Jorge E. Cortes, MD: Venetoclax is a BCL2 inhibitor that, of course, we know in CLL is very effective and well tolerated once we figure out the scheduling at the beginning to eliminate the tumor lysis syndrome issue. There has always been interest in BCL2 in AML because it’s always present and probably overexpressed in many instances. It was many years ago that we had oligonucleotide, and there was high hope for that, but it ended up dying. I remember there was some work—I don’t remember what company was working on it—on apoptosis, and they developed this clever thing that said, “Keep apoptosis alive.” I’m glad we did because eventually we figured out venetoclax. The data that have been generated, particularly in combination with high-methylating agents and also with low-dose Ara-C, have been quite impressive. The response rate—and these are older patients—is in the upper 70% range. Of course, we want control trials and we want more, but it looks pretty impressive.

Harry Erba, MD, PhD: I agree. I think they are very impressive data. The CR rate and the overall response rates are very high, but let’s be cautious. We’ve seen very high overall response rates, for example, with vadastuximab with azacitidine, the anti-CD33 antibody. We need to see that it translates into a survival benefit. We need to make sure it’s tolerable in these patients. I’m going to move on to Eunice. There’s this class of drugs, E-selectin inhibitors, and there is 1 agent that’s moving along in clinical development.

Eunice Wang, MD: This goes back to your original question about the importance of the microenvironment. We know that leukemic stem cells stay within the specific marrow niches, and they have very close relationships with the endothelial and mesenchymal cells that are in the bone marrow microenvironment. Just by taking a leukemic cell and attaching it to endothelial cells or mesenchymal cells, just by having them physically interact, there are ligands that are triggered and factors that are released that allow that to be inherently chemotherapy resistant. When you add chemotherapy, the cells just don’t die.

With this E-selectin agent, it’s going in, and it’s a 1-hour infusion that you give 1 or 2 days prior to chemotherapy, a couple of days after chemotherapy, as well as during the chemotherapy. What it is doing is blocking that very specific therapy-related mediated interaction between the leukemic cell and the microenvironment. By cutting off that E-selectin, which is a key adhesion molecule, those cells cannot adhere, and so they are in suspension. Then, when they’re in suspension, they don’t have the protective mechanisms; they don’t have the activated pathways that promote survival in that setting. When they get exposed to chemotherapy, the hypothesis is that they die.

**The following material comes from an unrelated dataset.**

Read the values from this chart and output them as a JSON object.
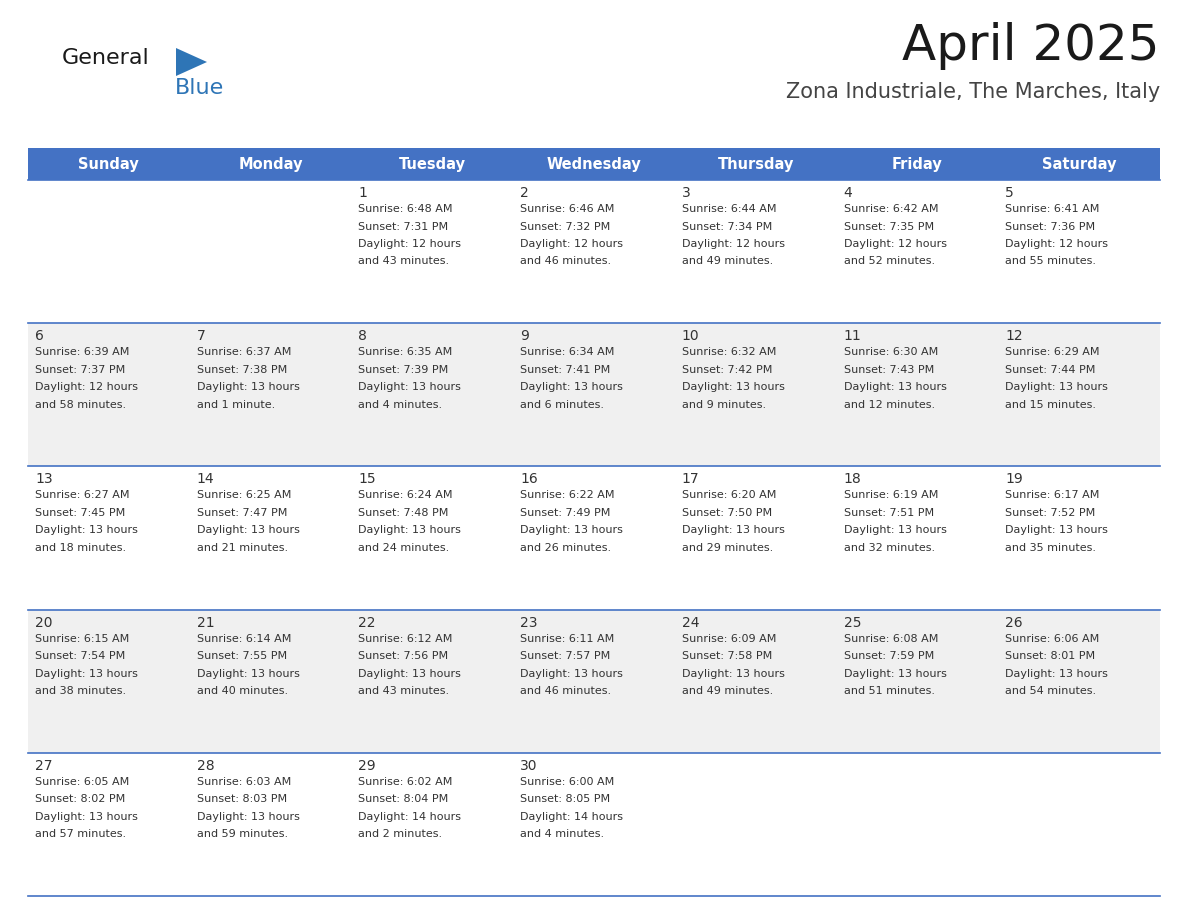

The exposure to E-selectin inhibition prior to, during, and after chemotherapy has been hypothesized to render those cells inherently more sensitive to baseline chemotherapy. The initial trials, presented here by Daniel DeAngelo at this particular congress, show pretty impressive results both in patients with relapsed/refractory AML getting salvage chemotherapy as well as in a subset of older patients who were fit enough for standard chemotherapy, with impressive or very convincing response rates in those difficult-to-treat patient populations. This is a drug that when the FDA reviewed the data, whether it’s a mechanistic thing or just the lack of toxicity that they saw, they granted this drug Breakthrough approval. The benefit of it is that some of these patients were getting etoposide, which is a mucosal-damaging agent, and there are preclinical data that suggest in addition to allowing the leukemia cells to be more sensitive, it actually can decrease mucositis because it has effects in that region of the microenvironment.

Harry Erba, MD, PhD: Wearing my SWOG leukemia hat, one of the things I’m really excited about is a partnership between the NCI and the sponsor of this drug moving it into a phase III study in older patients who are fit for chemotherapy comparing 7-and-3 chemotherapy versus 7-and-3 chemotherapy with the E-selectin inhibitor GMI-1271. This study has been approved by the Leukemia Steering Committee, so hopefully it’ll be a study that our patients can be registered on next year.